If the real-world outcomes diverge from the platform’s predictions, it could cast doubt on the reliability of its models. Such a scenario would not only delay regulatory approvals but could also erode investor confidence and stall momentum in both product development and strategic partnerships.
Another significant challenge lies in the regulatory landscape, which is still catching up with the rapid integration of AI in drug development. Regulatory bodies like the FDA and EMA are actively working to define frameworks for evaluating AI-driven platforms. Pathos must ensure its models are transparent, explainable, and validated across diverse datasets.
Moreover, it must comply with stringent data privacy regulations such as HIPAA and GDPR, especially given its reliance on sensitive multi-omic and clinical data. Any misalignment with these evolving standards could result in trial delays, additional compliance burdens, or even legal challenges.
Is AI Making Doctors Obsolete?
According to Ryan Fukushima, the future of healthcare isn’t about replacing doctors with AI—it’s about empowering them. As someone who works at the intersection of healthcare and artificial intelligence, Fukushima believes AI’s greatest potential lies in freeing up professionals to focus on what they do best: strategic thinking, clinical judgment, and patient care.

He explains that AI can handle 60 to 80 percent of the repetitive, monotonous work that slows down drug development and clinical practice—things like paperwork, data entry, or basic analysis. These tasks are essential, but they aren’t where human expertise is most valuable. By automating them, AI unlocks time and energy for professionals to focus on the complex decisions that truly impact outcomes.
But Fukushima is clear: AI is not meant to make decisions for doctors—it’s meant to organize the overwhelming flood of medical data in a way that helps doctors make smarter, faster, and more personalized decisions with their patients. In other words, AI becomes the assistant, not the authority. He emphasizes that trade-offs in medicine are rarely black and white, and those nuanced, human-centered choices will always require a doctor’s judgment.

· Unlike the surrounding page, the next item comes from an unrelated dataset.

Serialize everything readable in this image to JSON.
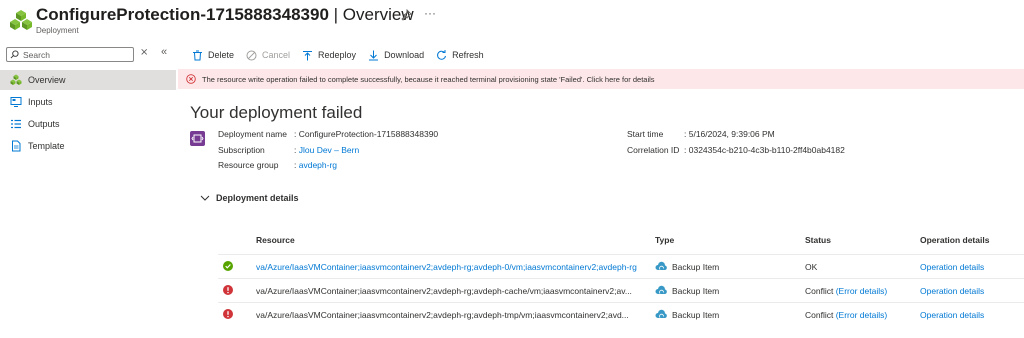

He compares the shift to what happened in aviation. “Planes can take off and land automatically today,” he says, “but no one wants to fly without a pilot.” Just like autopilot didn’t eliminate pilots, AI won’t eliminate physicians—but it will change their role. Doctors who adopt AI will have the equivalent of a thousand digital assistants, while those who resist it risk falling behind.
In Fukushima’s view, the doctors and drug developers who learn how to harness AI won’t just survive—they’ll become the 10x version of their peers. “It’s not AI vs. doctors,” he says. “It’s doctors with AI vs. doctors without it.” And that difference, he believes, will define the next generation of healthcare leadership.